In 1975 he was invited by Sir Charles Groves to become tutor for the Postgraduate Conducting Course at the Royal Northern College of Music. Two years later he succeeded Philip Jones as Head of School of Wind & Percussion, a post he retired from after a quarter of a century. At the RNCM, he conducted a wide range of opera, including Marriage of Figaro, Zauberflote, La Boehme, Erwartung, and several operas by Britten. With the RNCM Symphony Orchestra his performances included symphonies by Beethoven, Brahms, Dvorak, Tchaikovsky, Bruckner and Mahler, as well as Strauss tone poems, Firebird, Petrouchka and the Rite of Spring, the Verdi Requiem and Tippett’s Child of Our Time. In the following two decades he developed the wind orchestra and ensemble of the RNCM to become recognised as one of the best in the world, commissioning works from composers such as Richard Rodney Bennett, John Casken, Thea Musgrave, Aulis Sallinen, Adam Gorb and Kenneth Hesketh, performing regularly in major Festivals such as Aldeburgh, Cheltenham, Huddersfield and Three Choirs, broadcasting for BBC and Classic FM, playing at three WASBE Conferences and making commercial compact discs for Doyen, Serendipity and Chandos.

He has given clinics, lectured, guest conducted and adjudicated in Argentina, Belgium, Brazil, Canada, Croatia, Denmark, Estonia, France, Germany, Hungary, Ireland, Israel, Japan, Latvia, Netherlands, Norway, Oman, Singapore, Sweden, Switzerland, Taiwan, Turkey and the USA. For ten years, he was Editor of the Novello Wind Band & Ensemble series and he is now Editor with Maecenas Music. In the decade since his retirement, he has held semester-long visiting professorships at Baylor University, University of Kentucky, Ithaca College, Guildhall School of Music & Drama and Cornell University. His appearances in the USA have included conducting engagements at Universities of Arizona State, Bowling Green, Colorado, Connecticut, Dartmouth College, Florida State, Illinois, Iowa State, Ithaca College, Louisville, Michigan, Michigan State, Murray State, North Dakota, Syracuse, Stetson, Tennessee Tech, Texas at Austin, Texas Christian, Western Kentucky, Vanderbilt and Western Michigan.

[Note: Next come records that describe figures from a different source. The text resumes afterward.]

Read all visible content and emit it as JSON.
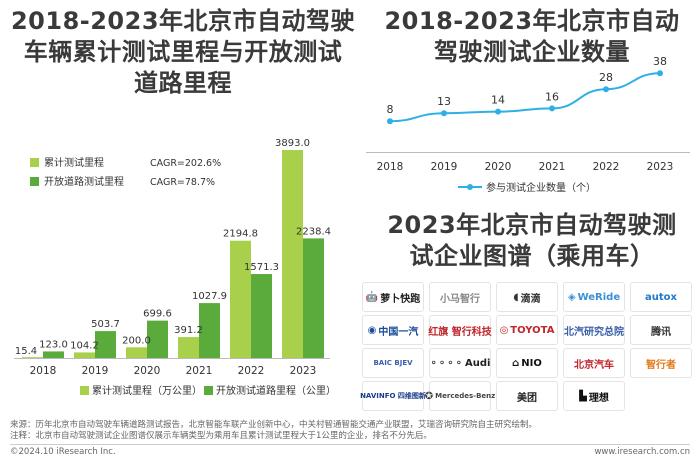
{
  "titles": {
    "left": [
      "2018-2023年北京市自动驾驶",
      "车辆累计测试里程与开放测试",
      "道路里程"
    ],
    "right": [
      "2018-2023年北京市自动",
      "驾驶测试企业数量"
    ],
    "brands": [
      "2023年北京市自动驾驶测",
      "试企业图谱（乘用车）"
    ]
  },
  "colors": {
    "cumulative": "#a8d04a",
    "open_road": "#5aab3c",
    "line": "#2eb0e6"
  },
  "chart_data": [
    {
      "type": "bar",
      "categories": [
        "2018",
        "2019",
        "2020",
        "2021",
        "2022",
        "2023"
      ],
      "series": [
        {
          "name": "累计测试里程（万公里）",
          "legend_name": "累计测试里程",
          "cagr": "CAGR=202.6%",
          "values": [
            15.4,
            104.2,
            200.0,
            391.2,
            2194.8,
            3893.0
          ],
          "labels": [
            "15.4",
            "104.2",
            "200.0",
            "391.2",
            "2194.8",
            "3893.0"
          ]
        },
        {
          "name": "开放测试道路里程（公里）",
          "legend_name": "开放道路测试里程",
          "cagr": "CAGR=78.7%",
          "values": [
            123.0,
            503.7,
            699.6,
            1027.9,
            1571.3,
            2238.4
          ],
          "labels": [
            "123.0",
            "503.7",
            "699.6",
            "1027.9",
            "1571.3",
            "2238.4"
          ]
        }
      ],
      "ylim": [
        0,
        3893.0
      ]
    },
    {
      "type": "line",
      "categories": [
        "2018",
        "2019",
        "2020",
        "2021",
        "2022",
        "2023"
      ],
      "series": [
        {
          "name": "参与测试企业数量（个）",
          "values": [
            8,
            13,
            14,
            16,
            28,
            38
          ],
          "labels": [
            "8",
            "13",
            "14",
            "16",
            "28",
            "38"
          ]
        }
      ],
      "ylim": [
        0,
        40
      ]
    }
  ],
  "brands": [
    {
      "name": "萝卜快跑",
      "icon": "robot-icon",
      "color": "#222222"
    },
    {
      "name": "小马智行",
      "icon": "",
      "color": "#888888"
    },
    {
      "name": "滴滴",
      "icon": "didi-icon",
      "color": "#333333"
    },
    {
      "name": "WeRide",
      "icon": "weride-icon",
      "color": "#3a8fd8"
    },
    {
      "name": "autox",
      "icon": "",
      "color": "#2277cc"
    },
    {
      "name": "中国一汽",
      "icon": "faw-icon",
      "color": "#1a4c9c"
    },
    {
      "name": "红旗 智行科技",
      "icon": "",
      "color": "#c0262c"
    },
    {
      "name": "TOYOTA",
      "icon": "toyota-icon",
      "color": "#c0262c"
    },
    {
      "name": "北汽研究总院",
      "icon": "",
      "color": "#3a5ea8"
    },
    {
      "name": "腾讯",
      "icon": "",
      "color": "#333333"
    },
    {
      "name": "BAIC BJEV",
      "icon": "",
      "color": "#3a5ea8"
    },
    {
      "name": "Audi",
      "icon": "audi-rings-icon",
      "color": "#222222"
    },
    {
      "name": "NIO",
      "icon": "nio-icon",
      "color": "#111111"
    },
    {
      "name": "北京汽车",
      "icon": "",
      "color": "#c0262c"
    },
    {
      "name": "智行者",
      "icon": "",
      "color": "#e07a1a"
    },
    {
      "name": "NAVINFO 四维图新",
      "icon": "",
      "color": "#1a3a8c"
    },
    {
      "name": "Mercedes-Benz",
      "icon": "mercedes-star-icon",
      "color": "#444444"
    },
    {
      "name": "美团",
      "icon": "",
      "color": "#222222"
    },
    {
      "name": "理想",
      "icon": "li-icon",
      "color": "#111111"
    }
  ],
  "footer": {
    "source": "来源：历年北京市自动驾驶车辆道路测试报告，北京智能车联产业创新中心，中关村智通智能交通产业联盟，艾瑞咨询研究院自主研究绘制。",
    "note": "注释：北京市自动驾驶测试企业图谱仅展示车辆类型为乘用车且累计测试里程大于1公里的企业，排名不分先后。",
    "copyright": "©2024.10 iResearch Inc.",
    "website": "www.iresearch.com.cn"
  }
}
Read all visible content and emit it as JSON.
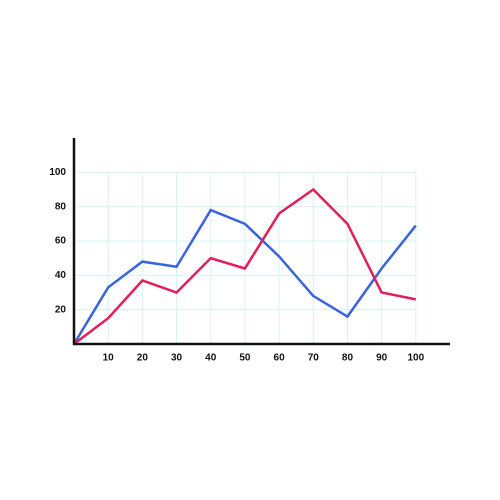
{
  "chart_data": {
    "type": "line",
    "x": [
      0,
      10,
      20,
      30,
      40,
      50,
      60,
      70,
      80,
      90,
      100
    ],
    "series": [
      {
        "color": "#3a63e0",
        "values": [
          0,
          33,
          48,
          45,
          78,
          70,
          51,
          28,
          16,
          44,
          69
        ]
      },
      {
        "color": "#e0205a",
        "values": [
          0,
          15,
          37,
          30,
          50,
          44,
          76,
          90,
          70,
          30,
          26
        ]
      }
    ],
    "xlim": [
      0,
      110
    ],
    "ylim": [
      0,
      120
    ],
    "xticks": [
      10,
      20,
      30,
      40,
      50,
      60,
      70,
      80,
      90,
      100
    ],
    "yticks": [
      20,
      40,
      60,
      80,
      100
    ],
    "grid": true
  }
}
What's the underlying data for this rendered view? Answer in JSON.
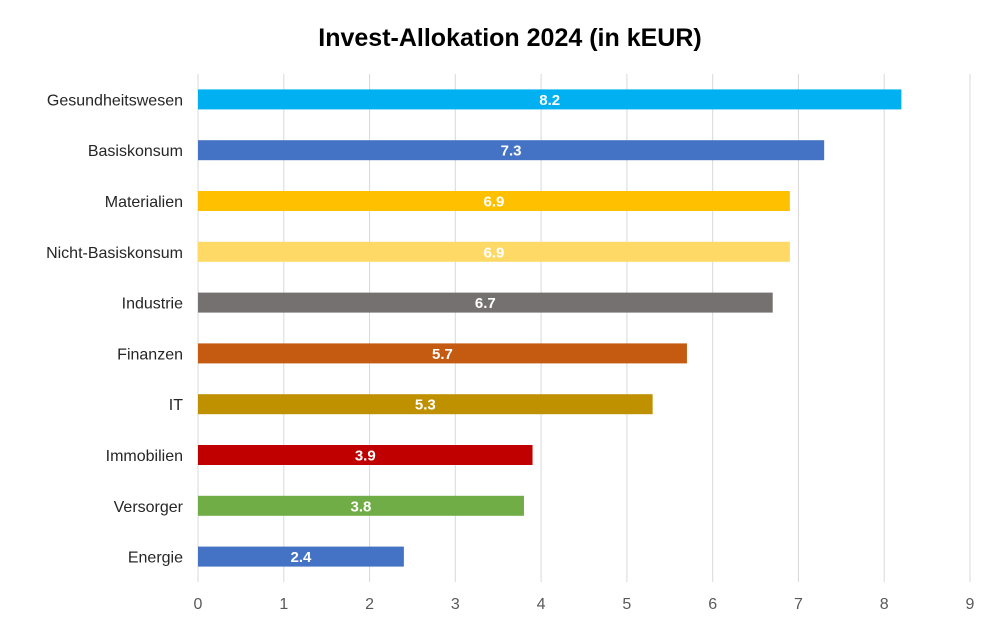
{
  "chart_data": {
    "type": "bar",
    "orientation": "horizontal",
    "title": "Invest-Allokation 2024 (in kEUR)",
    "xlabel": "",
    "ylabel": "",
    "xlim": [
      0,
      9
    ],
    "x_ticks": [
      "0",
      "1",
      "2",
      "3",
      "4",
      "5",
      "6",
      "7",
      "8",
      "9"
    ],
    "grid": "vertical",
    "legend": "none",
    "categories": [
      "Gesundheitswesen",
      "Basiskonsum",
      "Materialien",
      "Nicht-Basiskonsum",
      "Industrie",
      "Finanzen",
      "IT",
      "Immobilien",
      "Versorger",
      "Energie"
    ],
    "values": [
      8.2,
      7.3,
      6.9,
      6.9,
      6.7,
      5.7,
      5.3,
      3.9,
      3.8,
      2.4
    ],
    "value_labels": [
      "8.2",
      "7.3",
      "6.9",
      "6.9",
      "6.7",
      "5.7",
      "5.3",
      "3.9",
      "3.8",
      "2.4"
    ],
    "colors": [
      "#00B0F0",
      "#4472C4",
      "#FFC000",
      "#FFD966",
      "#767171",
      "#C55A11",
      "#BF9000",
      "#C00000",
      "#70AD47",
      "#4472C4"
    ]
  }
}
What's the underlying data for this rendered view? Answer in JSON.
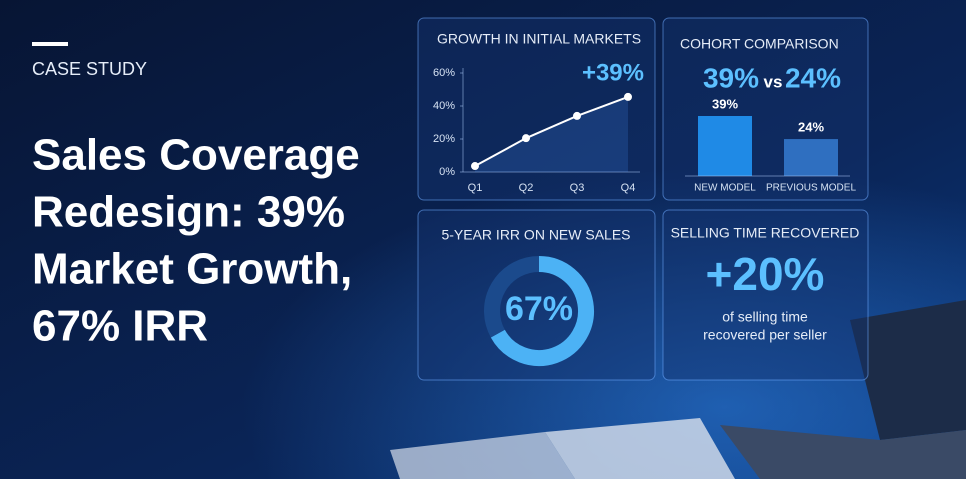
{
  "header": {
    "kicker": "CASE STUDY",
    "title_lines": [
      "Sales Coverage",
      "Redesign: 39%",
      "Market Growth,",
      "67% IRR"
    ]
  },
  "chart_data": [
    {
      "type": "line",
      "title": "GROWTH IN INITIAL MARKETS",
      "annotation": "+39%",
      "categories": [
        "Q1",
        "Q2",
        "Q3",
        "Q4"
      ],
      "values": [
        3.6,
        20.5,
        34,
        45.5
      ],
      "color": "#ffffff",
      "ylim": [
        0,
        60
      ],
      "yticks": [
        {
          "value": 0,
          "label": "0%"
        },
        {
          "value": 20,
          "label": "20%"
        },
        {
          "value": 40,
          "label": "40%"
        },
        {
          "value": 60,
          "label": "60%"
        }
      ]
    },
    {
      "type": "bar",
      "title": "COHORT COMPARISON",
      "headline": [
        "39%",
        "vs",
        "24%"
      ],
      "categories": [
        "NEW MODEL",
        "PREVIOUS MODEL"
      ],
      "values": [
        39,
        24
      ],
      "value_labels": [
        "39%",
        "24%"
      ],
      "colors": [
        "#1f8ae6",
        "#2f6fc0"
      ]
    },
    {
      "type": "donut",
      "title": "5-YEAR IRR ON NEW SALES",
      "values": [
        67,
        33
      ],
      "value_labels": [
        "67%",
        null
      ],
      "colors": [
        "#4cb2f5",
        "#1b4a8c"
      ]
    }
  ],
  "stat": {
    "title": "SELLING TIME RECOVERED",
    "value": "+20%",
    "caption_lines": [
      "of selling time",
      "recovered per seller"
    ]
  }
}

Engagements in 2012 include concerts with Hong Kong Festival Winds, North Dakota State University, Dartmouth College and the US Coast Guard Band. He was recently honoured by appointment to the International Faculty of Chamber Music, Royal Northern College of Music. He was also awarded an Honorary Doctorate by the State University of the Arts, Kharkiv, Ukraine, and was appointed Principal Guest Conductor of the Philharmonic Winds, Singapore.